Fluorescent immunostaining for cardiac markers
Several beating EBs derived from hiPSCs on days 30–60 after the induction of differentiation were picked and dissociated using 10 mg/mL collagenase IV (MP Biomedicals, OH, USA) for 3−4 h at 37°C. The dissociated cells were seeded on collagen I-coated dishes. Two or three days after seeding, the cells were fixed in 4% formaldehyde for 30 min and subsequently permeabilized with 2.5% Tween 20 (WAKO, Kanagawa, Japan) at room temperature. The cells were incubated at 4°C overnight with the following primary antibodies diluted in Dulbecco’s PBS(-) buffer (PBS, Gibco): monoclonal anti-cardiac troponin T (cTnT, 1:100 dilution; Abcam, MA, USA, ab33589), polyclonal anti-GATA4 (1:100 dilution; Abcam, ab63398), and monoclonal anti-cardiac actin (1:50 dilution; Fitzgerald, MA, USA, 10R-C116a). Fluorescent dye-conjugated secondary antibodies, Texas red-conjugated goat anti-rabbit IgG (1:100; Vector, CA, A21202), or FITC-conjugated rabbit anti-mouse IgG (1:40; Dako, Denmark, A10042) were applied to the cells for 1 h at room temperature. After the reaction, the cells were washed three times with a washing buffer (PBS containing 0.5% Triton-X 100 [Sigma, MO, USA] and 0.5% bovine  serum  albumin  [Sigma]).  The nuclei  were  stained  with 5 µg/mL Hoechst 33342 (Sigma) for 10 min at room temperature, after which the cells were again washed three times with the washing buffer. The specimens were then observed under Biozero fluorescence microscope BZ-9000 (Keyence, Osaka, Japan).

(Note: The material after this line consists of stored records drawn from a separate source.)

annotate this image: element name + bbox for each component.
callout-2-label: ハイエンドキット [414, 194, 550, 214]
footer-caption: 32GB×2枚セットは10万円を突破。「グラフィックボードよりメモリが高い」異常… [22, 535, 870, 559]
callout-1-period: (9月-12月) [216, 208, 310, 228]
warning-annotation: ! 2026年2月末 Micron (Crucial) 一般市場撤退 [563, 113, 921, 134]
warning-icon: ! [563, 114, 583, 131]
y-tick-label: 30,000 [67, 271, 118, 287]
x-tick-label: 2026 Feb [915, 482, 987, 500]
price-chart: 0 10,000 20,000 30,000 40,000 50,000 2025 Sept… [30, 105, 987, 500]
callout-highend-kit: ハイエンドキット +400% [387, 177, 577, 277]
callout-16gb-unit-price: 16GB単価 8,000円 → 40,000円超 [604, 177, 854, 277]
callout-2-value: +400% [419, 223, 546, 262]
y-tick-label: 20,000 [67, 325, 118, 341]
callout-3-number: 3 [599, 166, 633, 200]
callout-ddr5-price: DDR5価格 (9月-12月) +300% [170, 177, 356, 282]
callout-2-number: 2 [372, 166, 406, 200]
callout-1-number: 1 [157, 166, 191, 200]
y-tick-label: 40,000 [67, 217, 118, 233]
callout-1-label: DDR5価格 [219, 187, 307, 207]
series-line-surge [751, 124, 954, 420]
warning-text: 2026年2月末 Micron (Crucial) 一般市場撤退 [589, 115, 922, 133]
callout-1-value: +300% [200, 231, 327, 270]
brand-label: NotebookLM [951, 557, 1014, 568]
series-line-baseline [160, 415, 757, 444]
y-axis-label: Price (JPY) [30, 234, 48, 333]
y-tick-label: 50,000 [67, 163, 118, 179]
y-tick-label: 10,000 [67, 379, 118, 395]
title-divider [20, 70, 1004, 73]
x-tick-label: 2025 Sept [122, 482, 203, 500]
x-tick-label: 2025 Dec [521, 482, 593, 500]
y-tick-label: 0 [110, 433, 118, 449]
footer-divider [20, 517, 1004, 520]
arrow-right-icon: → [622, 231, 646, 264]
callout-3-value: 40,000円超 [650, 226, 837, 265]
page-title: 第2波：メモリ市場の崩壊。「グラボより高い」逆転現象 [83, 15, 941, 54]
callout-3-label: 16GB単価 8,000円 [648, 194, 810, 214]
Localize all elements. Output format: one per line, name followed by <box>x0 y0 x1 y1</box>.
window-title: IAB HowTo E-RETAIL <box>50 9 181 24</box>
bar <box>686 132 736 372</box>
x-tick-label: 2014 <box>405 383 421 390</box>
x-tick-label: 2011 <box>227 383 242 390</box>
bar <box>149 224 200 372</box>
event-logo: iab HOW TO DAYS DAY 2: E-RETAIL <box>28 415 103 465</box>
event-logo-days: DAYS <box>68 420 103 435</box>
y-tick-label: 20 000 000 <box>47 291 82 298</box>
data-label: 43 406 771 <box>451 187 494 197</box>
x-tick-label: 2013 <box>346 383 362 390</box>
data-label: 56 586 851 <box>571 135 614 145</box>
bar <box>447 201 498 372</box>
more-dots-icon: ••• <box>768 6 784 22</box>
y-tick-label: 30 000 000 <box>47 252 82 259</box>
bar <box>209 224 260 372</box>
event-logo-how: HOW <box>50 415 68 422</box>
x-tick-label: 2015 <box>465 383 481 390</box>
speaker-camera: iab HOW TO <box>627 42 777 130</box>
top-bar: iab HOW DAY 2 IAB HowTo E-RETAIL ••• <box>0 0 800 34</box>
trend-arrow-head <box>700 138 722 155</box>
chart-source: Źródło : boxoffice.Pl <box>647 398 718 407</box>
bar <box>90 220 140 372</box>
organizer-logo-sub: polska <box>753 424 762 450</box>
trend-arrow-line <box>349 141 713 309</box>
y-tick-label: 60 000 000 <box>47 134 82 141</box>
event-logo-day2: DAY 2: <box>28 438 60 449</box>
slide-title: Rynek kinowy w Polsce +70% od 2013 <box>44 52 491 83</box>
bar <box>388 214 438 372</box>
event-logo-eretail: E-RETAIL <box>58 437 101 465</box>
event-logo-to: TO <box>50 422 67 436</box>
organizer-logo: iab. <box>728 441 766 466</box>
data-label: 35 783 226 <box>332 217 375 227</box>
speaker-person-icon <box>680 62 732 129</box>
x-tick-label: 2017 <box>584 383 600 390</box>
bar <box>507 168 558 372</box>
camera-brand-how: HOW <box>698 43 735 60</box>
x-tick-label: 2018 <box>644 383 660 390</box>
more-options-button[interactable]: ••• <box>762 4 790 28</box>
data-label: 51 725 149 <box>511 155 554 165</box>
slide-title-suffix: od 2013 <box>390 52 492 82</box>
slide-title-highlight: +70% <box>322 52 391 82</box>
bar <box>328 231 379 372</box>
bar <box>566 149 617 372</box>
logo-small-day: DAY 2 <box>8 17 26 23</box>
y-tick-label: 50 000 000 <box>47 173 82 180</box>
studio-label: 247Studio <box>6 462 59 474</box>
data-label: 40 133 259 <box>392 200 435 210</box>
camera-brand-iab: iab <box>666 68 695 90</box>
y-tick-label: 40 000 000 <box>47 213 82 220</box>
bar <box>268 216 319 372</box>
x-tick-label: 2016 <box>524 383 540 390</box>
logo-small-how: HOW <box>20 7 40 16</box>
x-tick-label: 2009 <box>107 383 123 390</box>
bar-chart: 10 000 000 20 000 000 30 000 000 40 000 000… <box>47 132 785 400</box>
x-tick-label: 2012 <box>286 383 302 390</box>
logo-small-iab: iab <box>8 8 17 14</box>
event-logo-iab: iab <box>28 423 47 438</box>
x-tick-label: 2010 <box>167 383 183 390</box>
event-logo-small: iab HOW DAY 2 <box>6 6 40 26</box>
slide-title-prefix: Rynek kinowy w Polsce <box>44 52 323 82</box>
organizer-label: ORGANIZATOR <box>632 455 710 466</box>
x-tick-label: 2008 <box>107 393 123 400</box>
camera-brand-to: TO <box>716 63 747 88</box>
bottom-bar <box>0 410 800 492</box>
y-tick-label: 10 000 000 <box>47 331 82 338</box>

Assessment of hiPS-CM electrophysiological function

Microelectrode array analysis was performed to investigate the electrophysiological characteristics of hiPS-CMs around day 30 using the MED 64 Quad system (Alpha MED Sciences, Osaka, Japan) as described previously [1]. Human iPS-CMs were plated on MED-probe dishes (Alpha MED Sciences) and cultured at 37°C for several days to allow attachment.

Supplementary Figure 1.:
Characterization of hiPSC-derived cardiomyocytes in 253G1. (A) Immunostaining of GATA4 (red) and cardiac troponin T (cTnT; green) and cardiac actin (green). The nuclei were counterstained with Hoechst 33342 (blue). Bars = 50 m. (B) Measurement of field potential of cardiomyocytes from 253G1 line.